As to procedures, little is mentioned except for basic issues regarding request and offer (service type, client’s specifications, deadlines, cost estimate); preliminary source text analysis to assess the service provider’s documentary needs (terminology and background information) and subcontracting liabilities. Quality control is reduced to compliance with agreed specifications and service completeness and coherence. Other organization procedures make reference to project documentation for purposes of traceability and confidentially. Finally, issues concerning personnel include the basic qualifications required from translation service providers. Such requirements are, in fact, a checklist of required competences: translational, linguistic and textual, research and documentation, cultural and technical competence. There is no mention, though, to the way the required competences can or should be acquired. Further training lies within the translation service provider’s responsibility. Should the provider have employees for the provision of the service, he or she is to keep a record of each employee which may at least include personal details, working languages, professional experience, education and tasks assigned in a given project. Technical requirements are briefly mentioned as well, i.e. appropriate equipment for handling and storing of the project documentation, access to information resources, adequate hardware, software and communications equipment.

As to the features of the target text, a functionalist approach to translation is adopted. Again, the client has a good deal of responsibility as he/she should provide the function, purpose and intended audience of the target text, as well as any client’s specifications and appropriate reference material regarding special terminology requirements, such as particular language policies, use of controlled languages and house style guides, etc.

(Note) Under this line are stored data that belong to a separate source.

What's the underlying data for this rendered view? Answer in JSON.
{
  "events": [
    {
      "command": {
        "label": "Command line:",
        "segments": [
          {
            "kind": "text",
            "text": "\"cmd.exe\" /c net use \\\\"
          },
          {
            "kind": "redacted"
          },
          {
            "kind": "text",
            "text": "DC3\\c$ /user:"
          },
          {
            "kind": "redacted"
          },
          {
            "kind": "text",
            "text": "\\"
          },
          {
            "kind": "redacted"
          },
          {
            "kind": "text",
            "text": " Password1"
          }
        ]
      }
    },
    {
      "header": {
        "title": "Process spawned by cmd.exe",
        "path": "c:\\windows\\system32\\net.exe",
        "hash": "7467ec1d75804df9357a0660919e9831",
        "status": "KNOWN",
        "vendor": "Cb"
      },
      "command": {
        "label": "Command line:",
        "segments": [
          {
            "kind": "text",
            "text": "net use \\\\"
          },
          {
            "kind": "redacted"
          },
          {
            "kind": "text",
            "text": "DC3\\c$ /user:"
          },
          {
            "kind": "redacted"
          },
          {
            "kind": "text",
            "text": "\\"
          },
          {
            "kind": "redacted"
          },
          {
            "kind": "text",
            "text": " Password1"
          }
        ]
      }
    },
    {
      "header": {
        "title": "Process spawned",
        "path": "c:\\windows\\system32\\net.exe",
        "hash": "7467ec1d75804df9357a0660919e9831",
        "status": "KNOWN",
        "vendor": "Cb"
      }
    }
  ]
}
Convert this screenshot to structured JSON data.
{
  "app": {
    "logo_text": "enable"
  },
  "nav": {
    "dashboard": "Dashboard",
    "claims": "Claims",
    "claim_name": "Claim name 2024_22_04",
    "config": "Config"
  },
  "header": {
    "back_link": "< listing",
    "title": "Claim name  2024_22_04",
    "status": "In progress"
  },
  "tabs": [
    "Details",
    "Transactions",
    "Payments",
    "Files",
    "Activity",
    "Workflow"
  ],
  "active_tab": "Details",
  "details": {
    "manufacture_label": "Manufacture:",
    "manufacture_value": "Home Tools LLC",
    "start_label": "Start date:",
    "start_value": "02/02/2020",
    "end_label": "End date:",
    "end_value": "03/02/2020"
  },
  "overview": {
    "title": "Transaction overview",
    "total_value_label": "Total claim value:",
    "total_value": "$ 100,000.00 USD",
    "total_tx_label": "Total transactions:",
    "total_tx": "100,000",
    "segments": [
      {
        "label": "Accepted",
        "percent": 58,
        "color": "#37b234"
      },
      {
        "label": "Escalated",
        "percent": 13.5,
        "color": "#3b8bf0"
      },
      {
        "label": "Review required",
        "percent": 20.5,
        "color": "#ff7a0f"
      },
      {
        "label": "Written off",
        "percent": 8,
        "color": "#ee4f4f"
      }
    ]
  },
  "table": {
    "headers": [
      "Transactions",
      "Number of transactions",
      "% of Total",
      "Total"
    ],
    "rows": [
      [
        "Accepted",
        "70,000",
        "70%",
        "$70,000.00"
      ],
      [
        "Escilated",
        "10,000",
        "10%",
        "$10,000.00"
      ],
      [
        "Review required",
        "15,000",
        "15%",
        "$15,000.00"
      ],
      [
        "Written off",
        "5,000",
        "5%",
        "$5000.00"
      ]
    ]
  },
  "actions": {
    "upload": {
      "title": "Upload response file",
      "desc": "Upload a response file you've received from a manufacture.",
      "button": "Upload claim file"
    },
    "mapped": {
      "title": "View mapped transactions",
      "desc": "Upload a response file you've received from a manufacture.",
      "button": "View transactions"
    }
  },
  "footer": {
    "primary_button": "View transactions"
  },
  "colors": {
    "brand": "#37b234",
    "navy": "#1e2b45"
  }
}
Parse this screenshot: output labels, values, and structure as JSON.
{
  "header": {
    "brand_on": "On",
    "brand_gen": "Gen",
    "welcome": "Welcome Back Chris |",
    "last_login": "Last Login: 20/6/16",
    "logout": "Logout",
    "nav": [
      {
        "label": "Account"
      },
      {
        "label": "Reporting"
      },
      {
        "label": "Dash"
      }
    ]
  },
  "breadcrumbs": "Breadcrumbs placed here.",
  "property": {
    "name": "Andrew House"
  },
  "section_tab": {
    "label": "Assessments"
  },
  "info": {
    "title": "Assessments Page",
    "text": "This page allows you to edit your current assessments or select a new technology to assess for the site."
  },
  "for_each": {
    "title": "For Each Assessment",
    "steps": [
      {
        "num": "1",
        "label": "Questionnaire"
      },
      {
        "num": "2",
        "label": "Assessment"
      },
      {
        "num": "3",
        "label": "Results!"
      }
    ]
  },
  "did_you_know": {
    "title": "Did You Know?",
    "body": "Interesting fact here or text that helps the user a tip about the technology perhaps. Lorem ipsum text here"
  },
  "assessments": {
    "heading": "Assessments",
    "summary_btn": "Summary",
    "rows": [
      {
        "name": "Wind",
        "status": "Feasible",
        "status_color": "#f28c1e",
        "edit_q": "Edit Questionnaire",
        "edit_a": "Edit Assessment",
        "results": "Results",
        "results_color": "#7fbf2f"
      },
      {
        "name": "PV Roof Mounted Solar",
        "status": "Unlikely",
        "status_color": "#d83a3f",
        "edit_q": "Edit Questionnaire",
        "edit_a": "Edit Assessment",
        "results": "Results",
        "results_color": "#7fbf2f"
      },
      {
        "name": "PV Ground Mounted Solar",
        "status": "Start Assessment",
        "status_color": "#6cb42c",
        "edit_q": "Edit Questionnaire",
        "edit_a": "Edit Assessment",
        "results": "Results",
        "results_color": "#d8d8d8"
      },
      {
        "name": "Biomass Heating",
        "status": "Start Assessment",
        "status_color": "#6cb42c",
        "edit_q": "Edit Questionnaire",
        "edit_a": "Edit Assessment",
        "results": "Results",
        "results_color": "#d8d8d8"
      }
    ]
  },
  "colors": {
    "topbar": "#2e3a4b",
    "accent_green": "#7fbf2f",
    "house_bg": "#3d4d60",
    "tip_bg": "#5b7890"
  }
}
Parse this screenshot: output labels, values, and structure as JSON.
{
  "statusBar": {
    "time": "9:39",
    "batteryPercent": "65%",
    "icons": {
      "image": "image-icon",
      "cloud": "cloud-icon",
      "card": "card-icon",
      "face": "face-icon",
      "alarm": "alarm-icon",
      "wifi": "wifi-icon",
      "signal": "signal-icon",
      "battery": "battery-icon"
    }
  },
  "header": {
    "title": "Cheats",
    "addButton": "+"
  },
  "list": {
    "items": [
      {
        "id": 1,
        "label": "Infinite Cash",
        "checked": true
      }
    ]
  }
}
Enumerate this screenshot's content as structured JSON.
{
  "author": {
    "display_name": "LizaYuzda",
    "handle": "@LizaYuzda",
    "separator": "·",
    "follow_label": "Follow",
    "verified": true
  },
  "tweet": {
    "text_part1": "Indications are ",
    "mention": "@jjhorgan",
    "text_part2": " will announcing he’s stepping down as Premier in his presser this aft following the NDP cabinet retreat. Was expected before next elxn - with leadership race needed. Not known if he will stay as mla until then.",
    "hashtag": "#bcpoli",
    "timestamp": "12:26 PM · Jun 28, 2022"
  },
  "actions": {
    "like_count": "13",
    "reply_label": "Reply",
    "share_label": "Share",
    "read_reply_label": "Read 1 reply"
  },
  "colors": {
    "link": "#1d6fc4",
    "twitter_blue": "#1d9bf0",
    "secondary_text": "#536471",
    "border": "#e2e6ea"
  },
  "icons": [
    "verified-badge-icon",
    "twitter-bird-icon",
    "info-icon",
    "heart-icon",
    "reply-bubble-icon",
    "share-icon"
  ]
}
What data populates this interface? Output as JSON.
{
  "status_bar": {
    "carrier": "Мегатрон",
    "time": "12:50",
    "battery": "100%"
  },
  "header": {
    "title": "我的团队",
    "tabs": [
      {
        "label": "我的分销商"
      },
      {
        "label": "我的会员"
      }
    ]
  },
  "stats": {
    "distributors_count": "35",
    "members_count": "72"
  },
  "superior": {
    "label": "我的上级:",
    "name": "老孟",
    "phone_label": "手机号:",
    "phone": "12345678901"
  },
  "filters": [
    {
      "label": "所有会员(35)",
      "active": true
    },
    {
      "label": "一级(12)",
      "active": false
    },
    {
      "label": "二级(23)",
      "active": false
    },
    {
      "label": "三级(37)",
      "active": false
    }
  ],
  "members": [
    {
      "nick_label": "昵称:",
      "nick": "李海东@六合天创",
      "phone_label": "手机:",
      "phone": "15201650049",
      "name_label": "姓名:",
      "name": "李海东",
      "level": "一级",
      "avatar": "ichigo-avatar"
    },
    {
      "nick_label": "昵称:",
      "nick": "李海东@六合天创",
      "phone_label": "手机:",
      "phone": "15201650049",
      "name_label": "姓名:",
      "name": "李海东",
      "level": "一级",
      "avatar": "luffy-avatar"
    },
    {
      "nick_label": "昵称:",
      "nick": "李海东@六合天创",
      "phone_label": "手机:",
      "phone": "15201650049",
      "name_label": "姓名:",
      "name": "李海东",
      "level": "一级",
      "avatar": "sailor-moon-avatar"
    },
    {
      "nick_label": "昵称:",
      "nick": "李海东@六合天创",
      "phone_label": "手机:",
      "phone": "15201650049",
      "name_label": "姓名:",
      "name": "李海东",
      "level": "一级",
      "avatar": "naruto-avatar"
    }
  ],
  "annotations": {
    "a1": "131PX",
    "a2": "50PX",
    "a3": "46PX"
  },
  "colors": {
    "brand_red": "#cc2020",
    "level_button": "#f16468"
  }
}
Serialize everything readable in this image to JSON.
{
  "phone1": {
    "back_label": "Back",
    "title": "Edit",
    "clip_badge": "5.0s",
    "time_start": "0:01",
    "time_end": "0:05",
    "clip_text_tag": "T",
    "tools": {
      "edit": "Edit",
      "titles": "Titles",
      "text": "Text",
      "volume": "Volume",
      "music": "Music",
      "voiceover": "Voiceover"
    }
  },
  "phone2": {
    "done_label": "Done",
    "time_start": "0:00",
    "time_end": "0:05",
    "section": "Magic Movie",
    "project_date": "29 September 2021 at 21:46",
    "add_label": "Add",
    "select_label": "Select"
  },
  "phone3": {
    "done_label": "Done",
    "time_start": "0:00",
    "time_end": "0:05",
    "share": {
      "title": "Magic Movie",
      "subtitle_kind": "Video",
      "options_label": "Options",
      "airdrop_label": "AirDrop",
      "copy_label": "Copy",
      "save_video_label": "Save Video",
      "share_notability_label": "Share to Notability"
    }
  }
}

The formalization of the service contract is also dealt with under service requirements. It is a compulsory agreement on the actual commercial terms (fees, invoicing, payment, delivery) that also specifies the contents of a given project: client’s specifications, languages involved, translation purpose, technical details, human resources, working and delivery conditions, confidentiality clauses, and dispute settlement provisions. Guidelines on units of measure and criteria for determining fees are also provided. It is worth mentioning that the contract should ensure monitoring and controlling the delivery of the service by the supplier.
A detailed description of requirements on material, technical and human resources are further mentioned. Not only should the company have office premises, but also a meeting room and appropriate terminology resources. Only for translation services, companies should have in place computer tools and other appropriate equipment.